When accessing the mini remotely through either "Back to My Mac" or Timbuktu, I'm unable to see photos in iPhoto or Preview, unable to open iMovie, and unable to see movies in Quicktime. The TV is off when accessed remotely. The photos in iPhoto and Preview open, but all that can be seen is a light grey window in the edit window of iPhoto or in Preview. iMovie app won't open at all and returns an error "Quartz Extreme Required..." Quicktime opens, but just shows a black screen.

I can remotely access another mac mini (older version, no HDMI) on the same LAN from the same remote computer, accessing an identical (backup) iPhoto library, but can see and edit photos. No grey screen. Other programs work, too.

If I turn on the TV that's connected to the Unibody HDMI mini, all those things work. The bug only seems to be when the HDMI mini's TV is not turned on, which is 90% of the times I remotely access it.

Called Apple support and chatted with MobileMe support. Both have escalated to higher levels and will get back to me.

Googling about the Quartz Extreme Error, I saw some discussions that others received a similar error when trying to open DVD Player on a Unibody mini connected via HDMI to a display that was turned off. I confirmed that DVD player gives me the same error. In these discussions, it seems that the DVD player loss of functionality may be intentional and related to the copyright protection included in HDMI.

At this point, I think it's a bug that is also preventing me from seeing my photos and home movies in iPhoto and iMovie.

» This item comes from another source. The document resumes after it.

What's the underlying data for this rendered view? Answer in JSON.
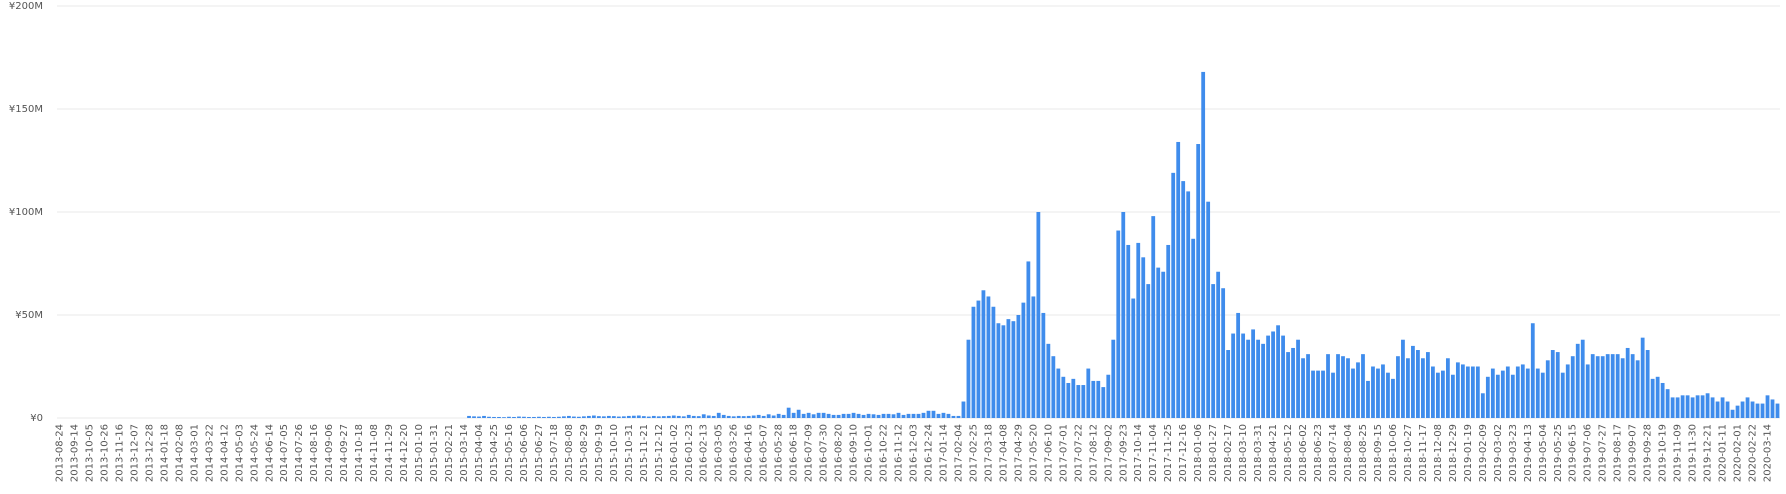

Any thoughts or alternatives are welcome.

PS:
The reason I mention this and bother posting is that we use this mini as the main photo library. Because it's on a big screen, it's great for showing photos, but not great for editing them or deleting the bad photos after importing from a camera. I tend to use another mac to remotely edit and delete photos. When they showed up blank / grey, Apple support was unaware of the bug and had me delete the entire iPhoto library (14,000 photos). Yes, I had a time machine backup that covered all but the last 400 photos, however those 400 photos would have been lost (and in this case they were exceptionally and irreplaceable important photos.)